This chapter examines the development of information and communication technologies (ICTs) in urban China, focusing mainly on their impact on social life. The key question raised by this study is how the Internet and mobile technologies are affecting the way people make use of urban space. The chapter begins with some background to China’s emergence as a connected nation. It then looks at common use of web-based and mobile phone technologies, particularly bulletin boards, SMS and instant messaging. The chapter then presents findings of recent research that illustrates communitarian relationships that are enabled by mobility and the use of technologies. Finally, these findings are contextualized in the idea of the City 2.0 in China.

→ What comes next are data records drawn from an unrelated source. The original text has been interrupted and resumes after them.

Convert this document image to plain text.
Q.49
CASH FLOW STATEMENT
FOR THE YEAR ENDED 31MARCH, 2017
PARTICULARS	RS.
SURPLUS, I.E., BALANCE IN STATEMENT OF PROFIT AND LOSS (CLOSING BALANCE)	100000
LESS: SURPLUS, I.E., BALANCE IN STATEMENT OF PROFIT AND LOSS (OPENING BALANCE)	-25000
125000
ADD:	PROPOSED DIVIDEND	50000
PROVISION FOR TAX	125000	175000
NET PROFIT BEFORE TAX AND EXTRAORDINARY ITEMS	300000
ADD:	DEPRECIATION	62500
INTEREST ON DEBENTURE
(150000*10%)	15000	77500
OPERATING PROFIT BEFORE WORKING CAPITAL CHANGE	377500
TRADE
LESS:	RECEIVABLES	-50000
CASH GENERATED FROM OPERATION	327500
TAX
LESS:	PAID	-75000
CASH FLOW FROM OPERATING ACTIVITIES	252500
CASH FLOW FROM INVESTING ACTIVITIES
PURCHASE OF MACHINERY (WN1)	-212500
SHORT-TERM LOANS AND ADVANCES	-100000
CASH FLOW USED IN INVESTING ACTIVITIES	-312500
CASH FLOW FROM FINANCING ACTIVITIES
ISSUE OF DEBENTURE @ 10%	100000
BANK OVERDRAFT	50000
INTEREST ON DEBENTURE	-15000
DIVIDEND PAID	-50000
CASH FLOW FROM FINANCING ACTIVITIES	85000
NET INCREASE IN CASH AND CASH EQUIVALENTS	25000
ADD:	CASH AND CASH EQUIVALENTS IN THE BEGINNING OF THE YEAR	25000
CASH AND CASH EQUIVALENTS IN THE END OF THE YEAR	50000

Urbanization in mainland China has increased dramatically during the past two decades. The urbanized population of China spiraled from 215 million in 1982 to 410 million in 2000, increasing to 32 percent of the total population (Friedmann 2005: 133 n17; see also Donald and Benewick 2005, 27). According to one authoritative source, by 2014 an estimated 40.2 percent of the Chinese population will be urbanized (Garner et al 2005, 67). New cities have emerged and many existing towns and regions have been reclassified as cities. According to Mars and Hornsby (2008), twenty new cities are constructed per year, a phenomenon that is likely to continue until the year 2020.
Urbanization has brought with it great social change. The last two decades of the twentieth century were characterized by widespread economic reforms and population shifts to cities, in part due to the reclassification of many non-urban household registrations (hukou) to urban districts. Many traditional social maintenance structures have subsequently come under stress; people have been forced to acquire new skills in order to survive in a changing urban landscape and to develop strategies to seek out jobs, housing preferences and possessions.
Migration has impacted upon the spatial transformation of cities. Unskilled semi-literate workers from the countryside now provide labor for the construction of high-rise gated apartments that house China’s aspiring white collar classes. Bulldozers and wrecking balls relentlessly demolish historic factories and traditional courtyard residences (hutongs)—and with this, traditional ways of life (see Zhou 2006). In this radical makeover of urban space overpasses, underpasses, ring roads, technology parks, theme parks, shopping malls and convention centers are the material manifestations of economic development.
This chapter examines the development of information and communication technologies (ICTs) in urban China, focusing mainly on their impact on social life. China provides a contrast with other studies in this book. China is ‘in-between’, less creative and technologically literate than its neighbors Korea and Japan, but ascending fast in its desire to compete as an equal in the knowledge-based society of the new millennium. In many respects China is also less tolerant of disruptive social behavior than some of the other robust democracies discussed elsewhere in this collection. One of the key questions raised by this chapter therefore is how the Internet and mobile technologies affect the way people use and understand urban space. Furthermore, how do ICTs reconstruct communication networks in ways that allow people to feel a sense of connection and shared identity without causing the ruling regime to fear mass social uprising? Following some background information that acknowledges China’s technological ‘leap forward’, we present findings of research that shows the relationship between urban mobility and the creative use of communication technologies. One of the conventional indicators of urban mobility is the automobile (Doulet and Flonneau 2003). We examine perceptions of urban space, strategies to master city trips through the use of web-based technologies, and community celebration of urban experience.
Key Terms in this Chapter
Collective Mobility: Trips are motivated by a more open sociability and individuals adopting mobility behaviors that are instigated by one or more social groups; for example, a car club self-driving tour.
Urban Mobility: The whole of trips generated daily by the inhabitants of a city, and the methods and conditions associated with such trips (modes of transport selected, length of trip, time spent in transport, etc.)
Collaborative Spatiality: The perception, as well as the experience, of urban spaces is partly shaped by the collaborative activities within groups. For example, through car club BBS, people build a “City-Wiki” including trip routes, cheap parking manuals and a GPS guidebook to share their mobility experience and knowledge.
City 2.0: A new expression designating new approaches to organizing a city along the principles of Web 2.0, inviting participation from citizens to define urban services, a more widely shared type of urbanism.
Sociability Pattern: The way individuals build their social circles and the interactions between these circles.